On Monday, Jess wrote on this blog

“Consider Louis CK. The fact that he asked the women if he could masturbate in front of them doesn’t seem to factor at all into his public opinion of his misconduct which lumps him in with the rest of the recent – much more severe – Hollywood predators. But if true, it makes all the difference. It’s what separates a sick predator from a sad pervert. It’s what gives the women the choice, the power. And if a woman says yes to that because she feels she has to, she is not using her power responsibly.”

This feels in some ways intuitively just.   I can’t help but agree, what Louis CK did does not seem like it should be in the same category as Harvey Weinstein, who clearly took deliberate advantage of people. And as a male, I’m immediately attracted to the idea that these things must be about consent and that is someone reasonably believes they have consent, they must not be accused after the fact of having done something unethical. However, it was actually Louis CK’s apology that made me think more deeply about that issue. This statement resonated deeply with me:

These stories are true. At the time, I said to myself that what I did was okay because I never showed a woman my dick without asking first, which is also true. But what I learned later in life, too late, is that when you have power over another person, asking them to look at your dick isn’t a question. It’s a predicament for them. The power I had over these women is that they admired me. And I wielded that power irresponsibly.”

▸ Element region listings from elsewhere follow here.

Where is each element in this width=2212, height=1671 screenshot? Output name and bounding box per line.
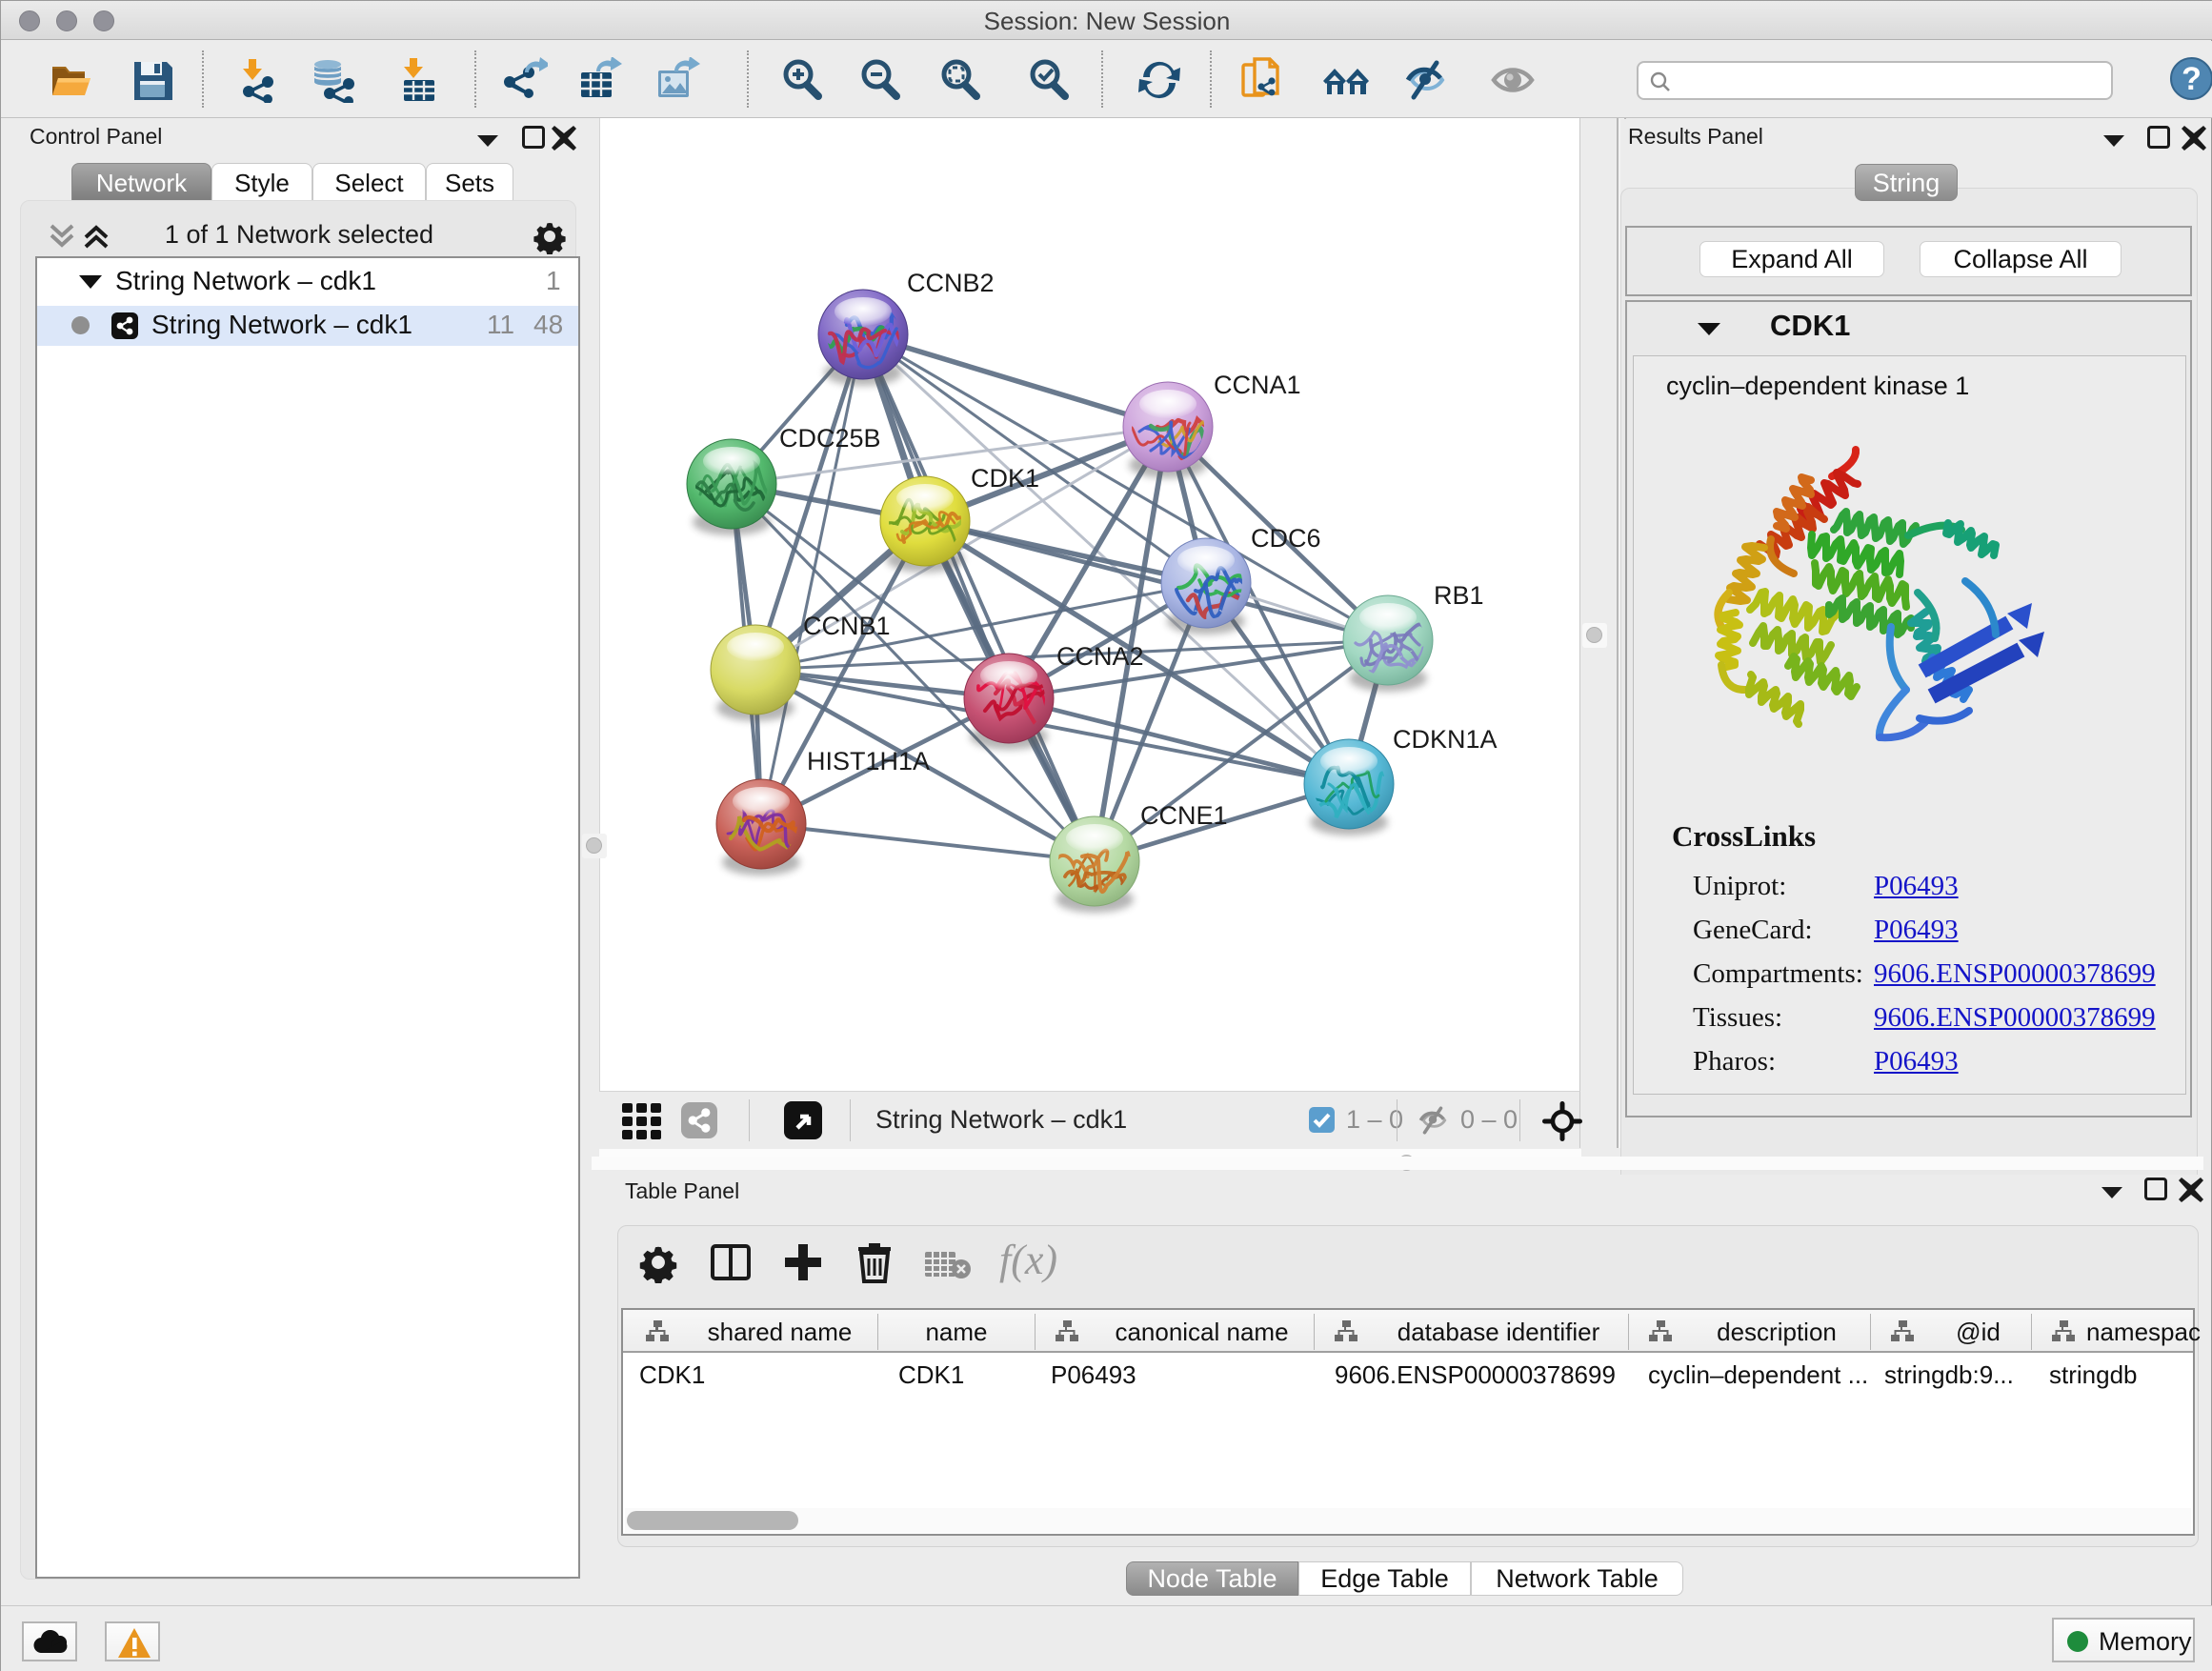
svg-text:CDC25B: CDC25B — [779, 424, 881, 453]
svg-text:CCNB1: CCNB1 — [803, 612, 891, 640]
svg-text:CCNA1: CCNA1 — [1214, 371, 1301, 399]
svg-text:HIST1H1A: HIST1H1A — [807, 747, 930, 775]
svg-text:CCNA2: CCNA2 — [1056, 642, 1144, 671]
svg-text:CDK1: CDK1 — [971, 464, 1039, 493]
svg-text:CCNB2: CCNB2 — [907, 269, 995, 297]
svg-text:CDC6: CDC6 — [1251, 524, 1321, 553]
svg-text:RB1: RB1 — [1434, 581, 1484, 610]
svg-text:CDKN1A: CDKN1A — [1393, 725, 1498, 754]
svg-text:CCNE1: CCNE1 — [1140, 801, 1228, 830]
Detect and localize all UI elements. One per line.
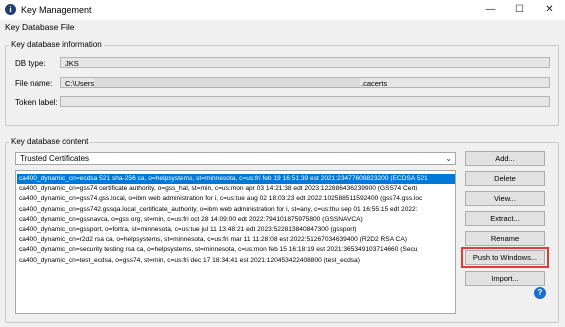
help-icon[interactable]: ?	[534, 287, 546, 299]
minimize-icon[interactable]: —	[476, 0, 505, 20]
window-title: Key Management	[21, 5, 92, 15]
token-label: Token label:	[15, 98, 58, 107]
chevron-down-icon: ⌄	[445, 154, 452, 163]
certificate-row[interactable]: ca400_dynamic_cn=gssport, o=fortra, st=m…	[17, 225, 455, 235]
db-type-label: DB type:	[15, 59, 46, 68]
content-legend: Key database content	[9, 137, 91, 146]
redacted-path	[94, 78, 360, 87]
certificate-row[interactable]: ca400_dynamic_cn=security testing rsa ca…	[17, 245, 455, 255]
certificate-row[interactable]: ca400_dynamic_cn=r2d2 rsa ca, o=helpsyst…	[17, 235, 455, 245]
add-button[interactable]: Add...	[465, 151, 545, 166]
certificate-row[interactable]: ca400_dynamic_cn=ecdsa 521 sha-256 ca, o…	[17, 174, 455, 184]
certificate-row[interactable]: ca400_dynamic_cn=gssnavca, o=gss org, st…	[17, 215, 455, 225]
certificate-list[interactable]: ca400_dynamic_cn=ecdsa 521 sha-256 ca, o…	[15, 170, 456, 314]
rename-button[interactable]: Rename	[465, 231, 545, 246]
certificate-row[interactable]: ca400_dynamic_cn=gss742.gssqa.local_cert…	[17, 205, 455, 215]
menu-bar	[0, 20, 565, 34]
close-icon[interactable]: ✕	[535, 0, 564, 20]
file-name-prefix: C:\Users	[65, 79, 95, 88]
menu-key-database-file[interactable]: Key Database File	[5, 22, 74, 32]
file-name-suffix: .cacerts	[361, 79, 388, 88]
delete-button[interactable]: Delete	[465, 171, 545, 186]
certificate-row[interactable]: ca400_dynamic_cn=test_ecdsa, o=gss74, st…	[17, 256, 455, 266]
token-field	[60, 96, 550, 107]
extract-button[interactable]: Extract...	[465, 211, 545, 226]
view-button[interactable]: View...	[465, 191, 545, 206]
maximize-icon[interactable]: ☐	[505, 0, 534, 20]
info-icon: i	[5, 4, 16, 15]
push-to-windows-button[interactable]: Push to Windows...	[465, 250, 545, 265]
certificate-row[interactable]: ca400_dynamic_cn=gss74 certificate autho…	[17, 184, 455, 194]
file-name-label: File name:	[15, 79, 53, 88]
info-legend: Key database information	[9, 40, 104, 49]
certificate-type-select[interactable]: Trusted Certificates ⌄	[15, 152, 456, 165]
certificate-type-value: Trusted Certificates	[20, 154, 90, 163]
certificate-row[interactable]: ca400_dynamic_cn=gss74.gss.local, o=ibm …	[17, 194, 455, 204]
db-type-field: JKS	[60, 57, 550, 68]
import-button[interactable]: Import...	[465, 271, 545, 286]
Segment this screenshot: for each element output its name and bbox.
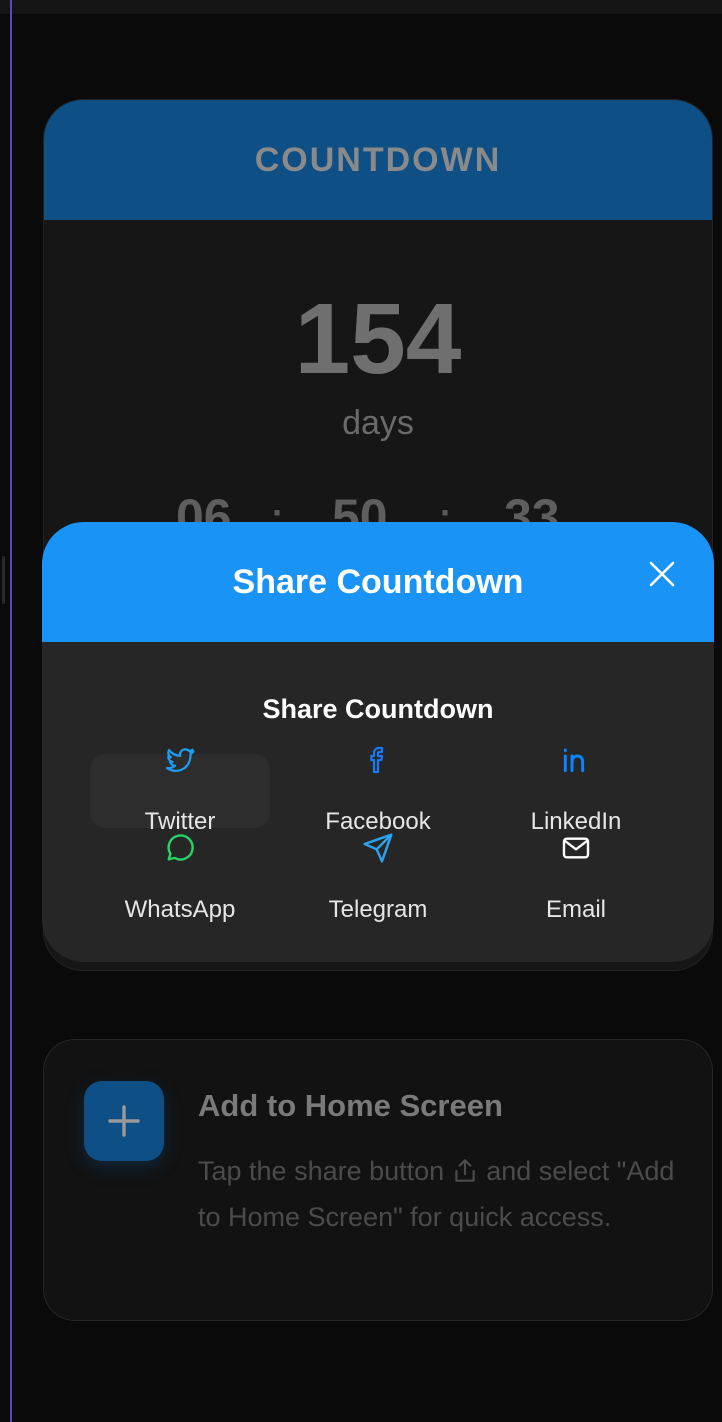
add-home-title: Add to Home Screen [198, 1088, 503, 1123]
plus-icon [108, 1105, 140, 1137]
resize-handle[interactable] [2, 556, 5, 604]
share-telegram-button[interactable]: Telegram [288, 833, 468, 923]
share-linkedin-button[interactable]: LinkedIn [486, 748, 666, 835]
facebook-icon [370, 746, 384, 774]
share-facebook-button[interactable]: Facebook [288, 746, 468, 835]
linkedin-icon [563, 748, 585, 773]
top-bar [0, 0, 722, 14]
whatsapp-icon [167, 834, 194, 861]
share-label: Email [545, 896, 606, 923]
twitter-icon [165, 748, 195, 772]
add-to-home-card: Add to Home Screen Tap the share button … [43, 1039, 713, 1321]
share-label: Telegram [328, 896, 428, 923]
days-value: 154 [294, 283, 462, 395]
countdown-header: COUNTDOWN [44, 100, 712, 220]
share-modal: Share Countdown Share Countdown Twitter … [42, 522, 714, 962]
share-modal-header: Share Countdown [42, 522, 714, 642]
share-label: WhatsApp [124, 896, 236, 923]
telegram-icon [363, 833, 393, 863]
add-home-description: Tap the share button and select "Add to … [198, 1148, 678, 1240]
add-home-tile [84, 1081, 164, 1161]
days-label: days [342, 404, 414, 442]
close-button[interactable] [646, 558, 678, 590]
share-icon [455, 1159, 475, 1182]
share-whatsapp-button[interactable]: WhatsApp [90, 834, 270, 923]
mail-icon [562, 837, 590, 859]
add-home-desc-before: Tap the share button [198, 1156, 445, 1186]
countdown-title: COUNTDOWN [254, 140, 502, 179]
share-twitter-button[interactable]: Twitter [90, 748, 270, 835]
share-modal-title: Share Countdown [232, 562, 524, 601]
close-icon [649, 561, 675, 587]
window-edge-line [10, 0, 12, 1422]
share-email-button[interactable]: Email [486, 837, 666, 923]
share-modal-subtitle: Share Countdown [262, 694, 494, 724]
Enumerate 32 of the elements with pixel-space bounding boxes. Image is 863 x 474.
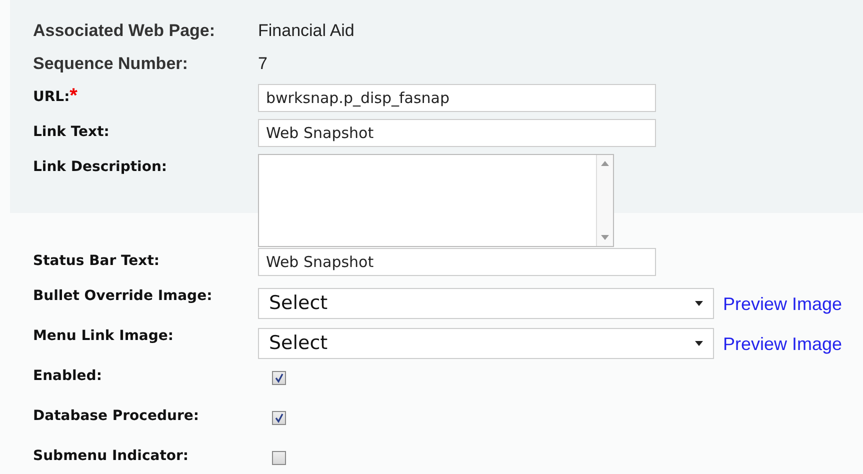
scroll-up-icon[interactable]	[601, 161, 609, 166]
field-label: Enabled:	[33, 367, 102, 386]
preview-image-link[interactable]: Preview Image	[723, 328, 842, 358]
preview-image-link[interactable]: Preview Image	[723, 288, 842, 318]
select-field[interactable]: Select	[258, 288, 714, 318]
check-icon	[274, 413, 284, 423]
scroll-down-icon[interactable]	[601, 235, 609, 240]
select-field[interactable]: Select	[258, 328, 714, 358]
check-icon	[274, 373, 284, 383]
field-label: Status Bar Text:	[33, 252, 160, 271]
info-value: 7	[258, 52, 268, 75]
text-field[interactable]: bwrksnap.p_disp_fasnap	[258, 84, 656, 112]
required-icon: *	[70, 87, 78, 105]
textarea-field[interactable]	[258, 154, 614, 247]
checkbox[interactable]	[272, 371, 286, 385]
field-label: Menu Link Image:	[33, 327, 174, 346]
checkbox[interactable]	[272, 411, 286, 425]
field-label: Submenu Indicator:	[33, 447, 189, 466]
text-field[interactable]: Web Snapshot	[258, 119, 656, 147]
text-field[interactable]: Web Snapshot	[258, 248, 656, 276]
info-value: Financial Aid	[258, 20, 356, 42]
field-label: URL:	[33, 89, 70, 107]
checkbox[interactable]	[272, 451, 286, 465]
field-label: Database Procedure:	[33, 407, 199, 426]
info-label: Sequence Number:	[33, 52, 189, 75]
caret-icon	[695, 340, 703, 346]
field-label: Bullet Override Image:	[33, 287, 212, 306]
field-label: Link Description:	[33, 158, 168, 177]
field-label: Link Text:	[33, 123, 110, 142]
info-label: Associated Web Page:	[33, 20, 216, 42]
caret-icon	[695, 300, 703, 306]
scrollbar[interactable]	[596, 155, 613, 246]
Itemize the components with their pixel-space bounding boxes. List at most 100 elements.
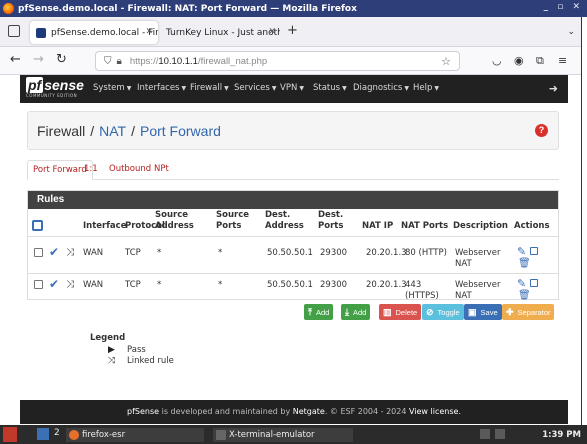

I think Louis has identified the key issue about consent in the context of “the workplace”.  A person cannot seek consent to sexual talk, touching, behavior or innuendo with a co-worker as if that work relationship does not exist. One has to consider before posing that question whether their respective working positions are such that the question will really be a “predicament.”  Can they simply decide as a freely choosing adult to say yes or no, or will they have to consider the ugly possibility that their job could be affected by the answer (without any way of knowing, of course, what your intentions may be in that regard). Louis CK may end up becoming somewhat of a victim of history, having to acknowledge after the fact that he should have known better. But moving forward I think he has to be the last person who should receive some level of sympathy in this situation. Moving forward we all need to learn from his example and accept that in 2017, we must treat everywhere we are interacting with co-workers as “the workplace” and we must be mindful that in relationships where one person holds power over another in a working relationship, we cannot assume that “consent” is freely given.

2 thoughts on “Sexual Harassment and the Workplace: Consent – 3

  1. Comments on this argument please:

    At the Daily Wire, Matt Walsh argued for a return to masculinity and called the men recently accused of sexual predation “effeminate”:

    The problem is not that there is too much masculinity in our culture. On the contrary, there isn’t nearly enough. A man becomes an abuser and harasser of women when he rejects that which makes him a man. He is not expressing his masculinity when he strips naked and struts around in front of his unwilling coworkers and subordinates — a move that seems oddly common among these types — rather, he is expressing his almost complete lack of masculinity.

    These men are weird, desperate, self-debasing, and effeminate. If you say we should have fewer of those kinds in positions of power, I agree. Let’s have none at all. But we would do well to replace them with men who are actually men. What we need in our society are chivalrous, strong, respectable, productive, and self-sacrificial men. Real men, in other words. Men who protect, provide, and do all of the things that society has always depended upon men to do. If you are that sort of man, you certainly should not shut up, step to the side, or consider yourself “trash.” Our culture needs your input and leadership more than ever.